Big Data can provide richer, more granular and faster insights to power smarter and faster decision making in a wide range of business problems. Procter and Gamble (P&G) searches for new product ideas from customers' comments on social media; Merck, a US-based pharmaceutical firm, leverages Big Data and predictive analytics for deeper root-cause analysis to improve production yield; United Parcel Service (UPS) analyzes real time road traffic data for route optimization; and Celcom delivers targeted promotions to customers based on their actual behaviors. Several reputed research centers found that firms with higher business analytics competency outperform those with less. International Data Corporation (IDC) found that analytically oriented firms are 20% more likely to be among the most competitive within their respective industries. According to Gartner, firms that use predictive analytics may increase profitability by 20% by 2017. A joint research by MIT Center for Digital Business and McKinsey's Business Technology found that data-driven firms perform on average 5% more productive and 6% more profitable than their competitors. These findings show that there is a strong case for Big Data adoption.

Big firms are generally good at leveraging data in their decision making. In contrast, smalland medium-sized enterprises (SMEs) are generally less data-driven and rely more on gut feeling and past experience in their decision making, hindered by smaller data sets and budget for technology investments. Nevertheless, in today's Big Data environment with increasing availability of quick-to-deploy, affordable and flexible technology products, SMEs have better and cheaper access to data, and this represents a big opportunity for them to develop Big Data capabilities to win in the ever more competitive marketplace. SMEs can leverage cloud-based products which require no hardware, no setup time and can be 6 deployed with just a few mouse clicks. These products also have affordable and flexible pricing plans that allow users to make incremental increase as their needs grow. Some cloud-based analytics products also provide access to external data, e.g. Google Analytics provides access to web traffic data and IBM Watson Analytics provides access to Twitter.

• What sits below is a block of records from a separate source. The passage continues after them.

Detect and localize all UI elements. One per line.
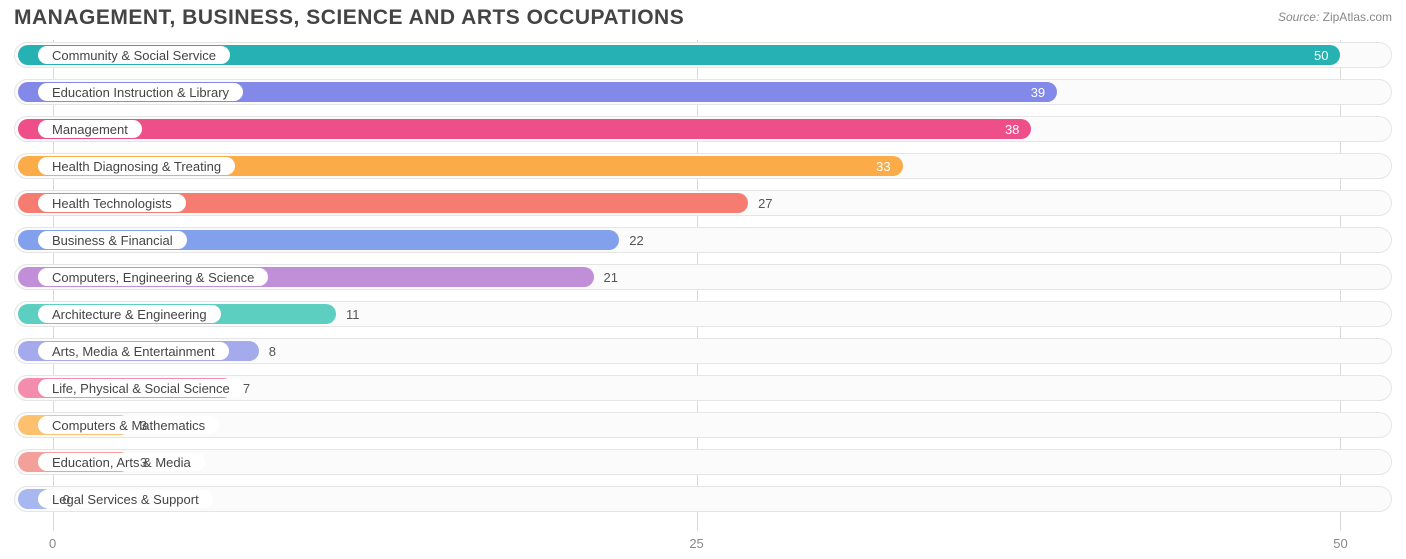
bar-row: Health Diagnosing & Treating 33 <box>14 151 1392 181</box>
bar-row: Education, Arts & Media3 <box>14 447 1392 477</box>
bar-row: Business & Financial 22 <box>14 225 1392 255</box>
bar-label: Computers, Engineering & Science <box>38 268 268 286</box>
x-tick-label: 50 <box>1333 536 1347 551</box>
bar-label: Computers & Mathematics <box>38 416 219 434</box>
bar-label: Arts, Media & Entertainment <box>38 342 229 360</box>
bar-row: Architecture & Engineering 11 <box>14 299 1392 329</box>
bar-label: Life, Physical & Social Science <box>38 379 244 397</box>
bar-value: 7 <box>243 373 250 403</box>
bar-row: Computers, Engineering & Science 21 <box>14 262 1392 292</box>
bar-value: 27 <box>758 188 772 218</box>
bar-value: 21 <box>604 262 618 292</box>
bar-row: Management 38 <box>14 114 1392 144</box>
x-tick-label: 25 <box>689 536 703 551</box>
bar-label: Health Diagnosing & Treating <box>38 157 235 175</box>
source-value: ZipAtlas.com <box>1323 10 1392 24</box>
chart-container: MANAGEMENT, BUSINESS, SCIENCE AND ARTS O… <box>0 0 1406 559</box>
bar-value: 3 <box>140 410 147 440</box>
bar-row: Education Instruction & Library 39 <box>14 77 1392 107</box>
bar-label: Management <box>38 120 142 138</box>
chart-title: MANAGEMENT, BUSINESS, SCIENCE AND ARTS O… <box>14 6 684 30</box>
bar-track <box>14 486 1392 512</box>
bar-label: Community & Social Service <box>38 46 230 64</box>
bar-label: Education Instruction & Library <box>38 83 243 101</box>
bar-row: Computers & Mathematics3 <box>14 410 1392 440</box>
bar-label: Health Technologists <box>38 194 186 212</box>
bar-value: 22 <box>629 225 643 255</box>
bar-track <box>14 449 1392 475</box>
bar-value: 33 <box>876 151 902 181</box>
source-attribution: Source: ZipAtlas.com <box>1278 10 1392 24</box>
x-tick-label: 0 <box>49 536 56 551</box>
bar-value: 50 <box>1314 40 1340 70</box>
bar-label: Business & Financial <box>38 231 187 249</box>
bar-row: Legal Services & Support0 <box>14 484 1392 514</box>
bar-value: 11 <box>346 299 360 329</box>
bar-value: 39 <box>1031 77 1057 107</box>
bar-value: 3 <box>140 447 147 477</box>
source-label: Source: <box>1278 10 1319 24</box>
bar-row: Life, Physical & Social Science7 <box>14 373 1392 403</box>
bar-value: 0 <box>63 484 70 514</box>
plot-area: Community & Social Service 50 Education In… <box>14 40 1392 531</box>
bar-row: Community & Social Service 50 <box>14 40 1392 70</box>
bar-track <box>14 412 1392 438</box>
bar-label: Architecture & Engineering <box>38 305 221 323</box>
bar-value: 38 <box>1005 114 1031 144</box>
bar-row: Health Technologists 27 <box>14 188 1392 218</box>
bar-fill <box>18 119 1031 139</box>
bar-row: Arts, Media & Entertainment 8 <box>14 336 1392 366</box>
bar-value: 8 <box>269 336 276 366</box>
bar-label: Education, Arts & Media <box>38 453 205 471</box>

Big Data adoption is picking up across the world with more and more firms jumping on the bandwagon. IDC forecasts the global Big Data technology and services market to grow robustly at a compound annual growth rate (CAGR) of 23.1% from 2014 to reach USD48.6 billion in 2019. However, there is a huge Big Data talent shortage. The US alone is expected to face a shortage of 140 000 to 190 000 workers with deep analytical skills as well as 1.5 million managers and analysts with know-how of Big Data analysis to make effective decisions by 2018. As a late comer in the industry, Malaysia too lacks Big Data talent. According to Malaysia's Minister of Higher Education, there were about 4 000 Big Data scientists in 2014 and an additional 12 000 will be needed in the next five years. SMEs are generally seen as less attractive employers compared to big firms. It will therefore be less attractive for SMEs to embark on Big Data projects since it is useless to invest in the necessary infrastructure if no one is there to make sense of data and make insights actionable. SMEs which lack internal Big Data talent can consider engaging external consultants instead of developing an in-house team, or turn to Kaggle for help — an online platform that matches data-related requests with data scientists from around the world at a far more affordable cost.

It is a tough task to deliver value from Big Data, even for big, data-driven firms. Many big firms which are committed in Big Data and advanced analytics failed to achieve the big impact they expected. Nevertheless, there are also plenty of successful examples where firms have been able to improve their top-line and bottom-line performances. To increase chances of success, firms should develop a data-driven culture throughout their organizations; carefully evaluate the business case of their proposed Big Data projects; and clearly define the specific outcomes, i.e. think of what to ask of the data, how the firms will react to the answers, and what are the actionable operational measures.

Data is the new oil. Firms that are not data-driven risk of being outcompeted by those that are. The complexity of today's business environment warrants them not to only rely on gut feeling and past experience but to adopt a more data-driven approach in their decision making. Big Data can be the new strategy to help firms stay competitive and so they should invest in Big Data technology, talent and culture to prepare themselves for the Big Data era.